What does the term Fordism mean?

What does the term Fordism mean?

: a technological system that seeks to increase production efficiency primarily through carefully engineered breakdown and interlocking of production operations and that depends for its success on mass production by assembly-line methods.

What is an example of post-Fordism?

One of the primary examples of specialized post-Fordist production took place in a region known as the Third Italy. The First Italy included the areas of large-scale mass production, such as Turin, Milan, and Genoa, and the Second Italy described the undeveloped South.

Was Henry Ford a capitalist?

Ford was first major industrialist to embrace the ideology of what became known as “welfare capitalism.”

What was wrong with Fordism?

Aglietta, in 1976, argued that Fordism had begun to break down in the late 1960s for two reasons. First, the capitalists were no longer able to increase productivity adequately on the assembly line. Workers resisted both individually, by absenteeism, sickness, and shoddy work, and through collective struggles.

What is post-Fordism?

It is contrasted with Fordism, the system formulated in Henry Ford ‘s automotive factories, in which workers work on a production line, performing specialized tasks repetitively, and organized through Taylorist scientific management. Definitions of the nature and scope of post-Fordism vary considerably and are a matter of debate among scholars.

What are the three schools of post-Fordism?

Post-Fordism has been applied to multiple social processes. As the theory continues to evolve, it is commonly divided into three schools of thought: the regulation school, flexible specialization, and neo-Schumpeterianism.

How did production change with the shift from Fordism to post-Fordism?

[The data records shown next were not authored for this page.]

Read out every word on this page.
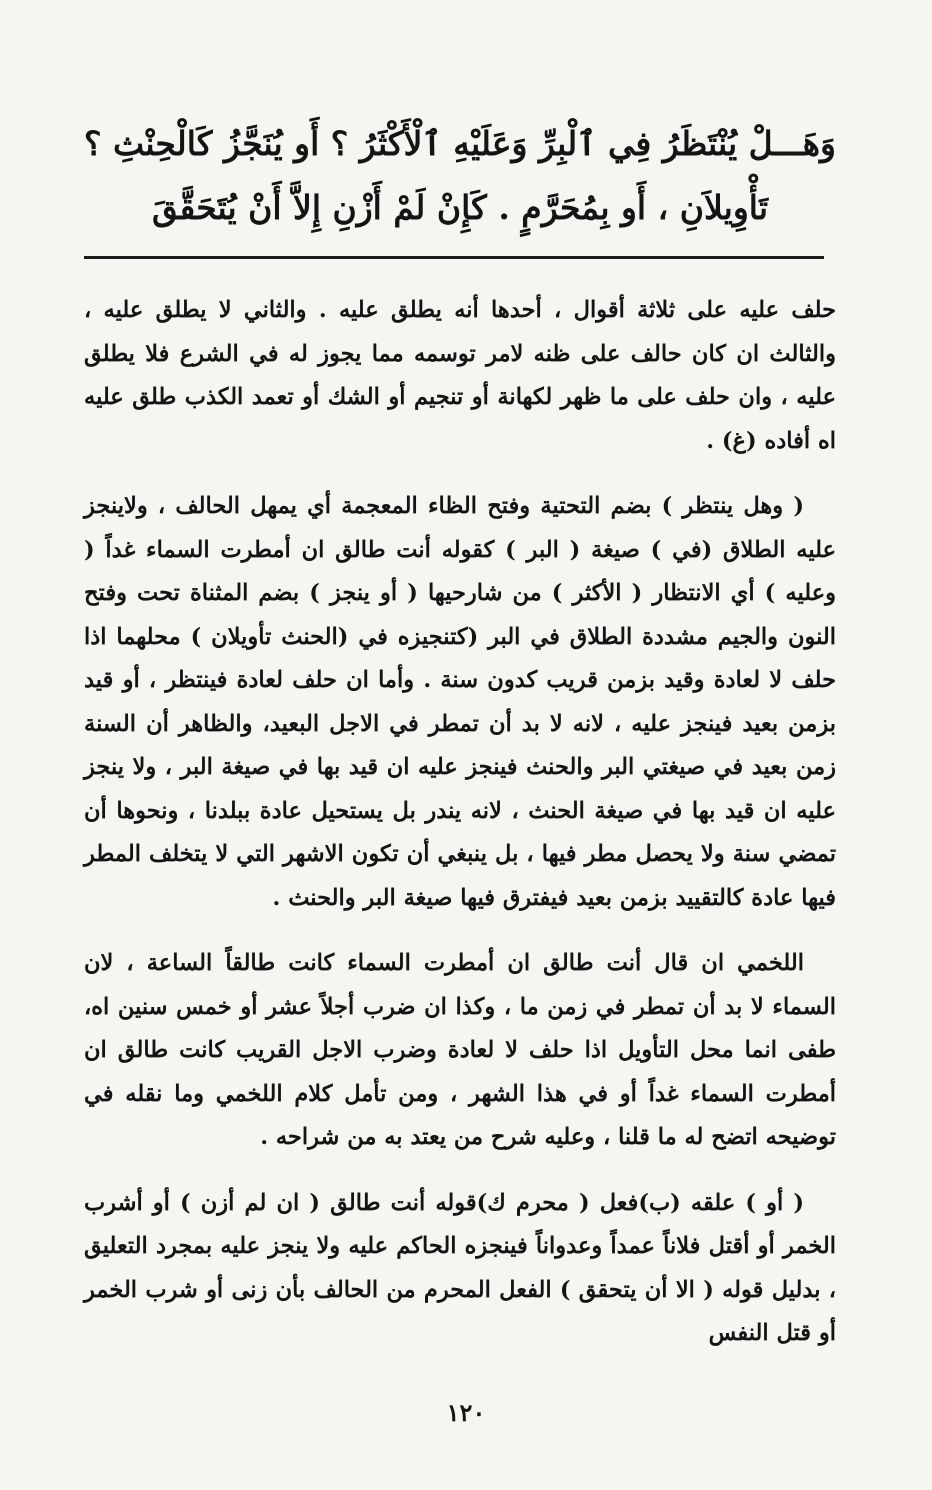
وَهَـــلْ يُنْتَظَرُ فِي ٱلْبِرِّ وَعَلَيْهِ ٱلْأَكْثَرُ ؟ أَو يُنَجَّزُ كَالْحِنْثِ ؟
تَأْوِيلاَنِ ، أَو بِمُحَرَّمٍ . كَإِنْ لَمْ أَزْنِ إِلاَّ أَنْ يُتَحَقَّقَ

حلف عليه على ثلاثة أقوال ، أحدها أنه يطلق عليه . والثاني لا يطلق عليه ، والثالث ان كان حالف على ظنه لامر توسمه مما يجوز له في الشرع فلا يطلق عليه ، وان حلف على ما ظهر لكهانة أو تنجيم أو الشك أو تعمد الكذب طلق عليه اه أفاده (غ) .

( وهل ينتظر ) بضم التحتية وفتح الظاء المعجمة أي يمهل الحالف ، ولاينجز عليه الطلاق (في ) صيغة ( البر ) كقوله أنت طالق ان أمطرت السماء غداً ( وعليه ) أي الانتظار ( الأكثر ) من شارحيها ( أو ينجز ) بضم المثناة تحت وفتح النون والجيم مشددة الطلاق في البر (كتنجيزه في (الحنث تأويلان ) محلهما اذا حلف لا لعادة وقيد بزمن قريب كدون سنة . وأما ان حلف لعادة فينتظر ، أو قيد بزمن بعيد فينجز عليه ، لانه لا بد أن تمطر في الاجل البعيد، والظاهر أن السنة زمن بعيد في صيغتي البر والحنث فينجز عليه ان قيد بها في صيغة البر ، ولا ينجز عليه ان قيد بها في صيغة الحنث ، لانه يندر بل يستحيل عادة ببلدنا ، ونحوها أن تمضي سنة ولا يحصل مطر فيها ، بل ينبغي أن تكون الاشهر التي لا يتخلف المطر فيها عادة كالتقييد بزمن بعيد فيفترق فيها صيغة البر والحنث .

اللخمي ان قال أنت طالق ان أمطرت السماء كانت طالقاً الساعة ، لان السماء لا بد أن تمطر في زمن ما ، وكذا ان ضرب أجلاً عشر أو خمس سنين اه، طفى انما محل التأويل اذا حلف لا لعادة وضرب الاجل القريب كانت طالق ان أمطرت السماء غداً أو في هذا الشهر ، ومن تأمل كلام اللخمي وما نقله في توضيحه اتضح له ما قلنا ، وعليه شرح من يعتد به من شراحه .

( أو ) علقه (ب)فعل ( محرم ك)قوله أنت طالق ( ان لم أزن ) أو أشرب الخمر أو أقتل فلاناً عمداً وعدواناً فينجزه الحاكم عليه ولا ينجز عليه بمجرد التعليق ، بدليل قوله ( الا أن يتحقق ) الفعل المحرم من الحالف بأن زنى أو شرب الخمر أو قتل النفس

١٢٠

The changes in production with the shift from Fordism to post-Fordism were accompanied by changes in the economy, politics, and prominent ideologies. In the economic realm, post-Fordism brought the decline of regulation and production by the nation-state and the rise of global markets and corporations.

Is flexible specialization post-Fordism?

Proponents of the flexible specialization approach (also known as the neo-Smithian approach) to post-Fordism believe that fundamental changes in the international economy, especially in the early 1970s, forced firms to switch from mass production to a new tactic known as flexible specialization.